As you may already know Fedora 9 was officially released yesterday to a mass of waiting people.  Ok I have no idea how many people were actually waiting for it but I am going to assume it was a lot.  Some of my readers might know that I am a Fedora user, it’s an awesome distro and it works great with NVRaid.  Although I have to admit that Fedora 9 did disappoint me a little.  Not because it is lacking new stuff, it has beta/prerelease things in it, but because right after I logged in I noticed some bugs.

The Fedora install process is super simple, as it should be.  All you have to do is answer questions and fill in usernames and passwords.  Now, if you wanted, you can configure what packages to be installed. I customize them at this time, not later.  It even detected my Linux partitions on my NVRaid setup automatically saving me a lot of time and a massive headache.  That is one area where I personally choose fedora over other distro’s *cough ubuntu cough*.

After logging in and using KDE I experienced some issues.  From what I understand Fedora 9 is using KDE 4.03, which is not the latest release so these issues maybe fixed in 4.04.  My issues started when trying to change the size of the bottom panel.  When the size of the panel was changed graphic problems crept up, it seemed it was something to do with redrawing.  The icons on the panel wouldn’t scale correctly forcing me to log out and log in again.  The F that is in the bottom left corner (by default) had some scaling issues just like the rest of the icons.  It would “bend” around the screen so the bottom of the icon would show up on the top of my screen.  Because of this whenever it was clicked to bring up the application launcher the launcher would come from the top of the screen where it should have come from the bottom.

My computer has a Creative X-FI card, WORST CARD FOR LINUX EVER.  I have needed OpenSoundSystem to get it to work, but that is another article completely.  ALSA does not work with this card, same with the other audio library’s that come with fedora.  Now the next annoying thing with KDE in Fedora 9, whenever I would switch “virtual desktops” or “spaces”, whatever you call it, the notification box would come up and tell me that the sound systems wouldn’t work.  If I would switch them really quickly a bunch of boxes would start to show up.

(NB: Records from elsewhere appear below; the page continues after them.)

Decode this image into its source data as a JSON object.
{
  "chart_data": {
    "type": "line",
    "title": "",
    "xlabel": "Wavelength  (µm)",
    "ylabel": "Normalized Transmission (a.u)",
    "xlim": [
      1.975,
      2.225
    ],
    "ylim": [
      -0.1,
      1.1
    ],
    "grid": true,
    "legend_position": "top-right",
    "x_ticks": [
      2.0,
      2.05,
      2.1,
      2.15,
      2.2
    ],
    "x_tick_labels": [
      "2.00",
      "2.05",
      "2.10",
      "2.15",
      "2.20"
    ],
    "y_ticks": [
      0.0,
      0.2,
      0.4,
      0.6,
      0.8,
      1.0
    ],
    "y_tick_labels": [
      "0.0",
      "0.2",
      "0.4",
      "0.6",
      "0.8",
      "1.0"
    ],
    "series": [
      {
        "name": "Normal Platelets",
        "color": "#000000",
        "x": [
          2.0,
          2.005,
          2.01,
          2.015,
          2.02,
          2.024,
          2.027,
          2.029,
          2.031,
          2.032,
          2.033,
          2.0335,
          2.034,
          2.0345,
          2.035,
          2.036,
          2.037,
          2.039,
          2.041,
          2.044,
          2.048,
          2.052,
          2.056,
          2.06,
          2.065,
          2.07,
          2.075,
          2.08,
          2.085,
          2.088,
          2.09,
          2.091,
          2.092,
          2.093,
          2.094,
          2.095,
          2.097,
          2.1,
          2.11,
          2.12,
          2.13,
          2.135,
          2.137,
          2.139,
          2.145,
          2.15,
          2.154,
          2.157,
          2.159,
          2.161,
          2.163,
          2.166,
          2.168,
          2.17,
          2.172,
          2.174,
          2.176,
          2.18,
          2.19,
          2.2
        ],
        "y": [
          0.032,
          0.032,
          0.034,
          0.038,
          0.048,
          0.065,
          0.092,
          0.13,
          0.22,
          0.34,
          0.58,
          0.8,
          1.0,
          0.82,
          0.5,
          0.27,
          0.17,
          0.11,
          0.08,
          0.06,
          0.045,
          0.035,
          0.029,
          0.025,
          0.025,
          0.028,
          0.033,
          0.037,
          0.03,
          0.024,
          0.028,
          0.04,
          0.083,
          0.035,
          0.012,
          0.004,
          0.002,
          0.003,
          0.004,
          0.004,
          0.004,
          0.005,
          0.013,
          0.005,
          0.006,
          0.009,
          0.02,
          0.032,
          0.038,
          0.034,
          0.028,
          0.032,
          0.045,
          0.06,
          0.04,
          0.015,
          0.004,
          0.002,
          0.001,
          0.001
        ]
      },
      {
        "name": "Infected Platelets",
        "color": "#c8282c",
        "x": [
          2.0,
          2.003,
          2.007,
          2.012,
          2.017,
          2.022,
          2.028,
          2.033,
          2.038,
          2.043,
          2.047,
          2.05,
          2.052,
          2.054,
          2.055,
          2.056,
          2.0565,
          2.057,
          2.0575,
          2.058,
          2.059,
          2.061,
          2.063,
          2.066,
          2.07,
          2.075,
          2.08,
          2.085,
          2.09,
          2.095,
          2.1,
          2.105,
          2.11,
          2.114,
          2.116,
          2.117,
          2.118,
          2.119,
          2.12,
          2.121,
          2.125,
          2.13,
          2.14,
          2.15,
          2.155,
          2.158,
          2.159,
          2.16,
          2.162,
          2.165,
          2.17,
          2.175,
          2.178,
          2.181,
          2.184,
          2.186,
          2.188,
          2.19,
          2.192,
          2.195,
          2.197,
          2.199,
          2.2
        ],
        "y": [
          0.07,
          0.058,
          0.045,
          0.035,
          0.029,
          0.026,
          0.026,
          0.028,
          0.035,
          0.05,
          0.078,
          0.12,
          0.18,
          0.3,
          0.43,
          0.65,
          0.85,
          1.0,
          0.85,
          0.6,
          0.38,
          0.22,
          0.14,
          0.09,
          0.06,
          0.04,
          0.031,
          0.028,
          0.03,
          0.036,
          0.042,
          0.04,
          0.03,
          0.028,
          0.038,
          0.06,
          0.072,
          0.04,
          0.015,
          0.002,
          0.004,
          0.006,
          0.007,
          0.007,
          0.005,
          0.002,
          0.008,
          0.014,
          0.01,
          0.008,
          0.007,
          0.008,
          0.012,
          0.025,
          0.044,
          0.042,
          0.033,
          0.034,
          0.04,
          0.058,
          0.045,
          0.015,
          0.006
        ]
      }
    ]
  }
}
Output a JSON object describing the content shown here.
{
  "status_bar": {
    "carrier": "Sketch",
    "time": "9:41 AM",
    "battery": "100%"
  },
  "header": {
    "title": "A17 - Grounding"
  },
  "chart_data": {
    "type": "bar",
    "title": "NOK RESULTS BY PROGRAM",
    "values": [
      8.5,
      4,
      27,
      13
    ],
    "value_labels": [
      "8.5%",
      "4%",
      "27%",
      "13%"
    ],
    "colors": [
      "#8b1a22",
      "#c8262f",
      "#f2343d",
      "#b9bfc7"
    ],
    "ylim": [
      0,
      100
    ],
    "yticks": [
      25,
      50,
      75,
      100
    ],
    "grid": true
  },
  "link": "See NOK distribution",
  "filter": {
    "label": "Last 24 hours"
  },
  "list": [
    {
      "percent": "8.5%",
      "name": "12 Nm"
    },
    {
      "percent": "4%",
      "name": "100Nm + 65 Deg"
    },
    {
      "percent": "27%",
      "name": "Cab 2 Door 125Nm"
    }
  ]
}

From my limited time using Gnome I experienced no issues and it seemed to run smoother than KDE.  I would have to recommend people use Gnome until KDE 4 matures.

Fedora 9 comes with Xserver 1.5 and Xorg 7.3 so don’t expect to run any 3d applications just yet.  The latest Nvidia drivers only work with 2d as Xserver 1.5 is brand new.  I am not sure about ATI drivers since my desktop doesn’t have one of their cards.  The development version of kmod-nvidia in the livna repo doesn’t currently work, thats not their fault though.  Hopefully everything will get working pretty soon since it would be nice to have 3d support.

Overall my thoughts on Fedora 9 are still positive because I know these little annoying bugs are going to get fixed quickly.  I would have to not recommend using KDE just yet, might as well install KDE and Gnome and use which ever you like.  If you play games in Fedora you may want to stick to your current version for a bit while video drivers get updated.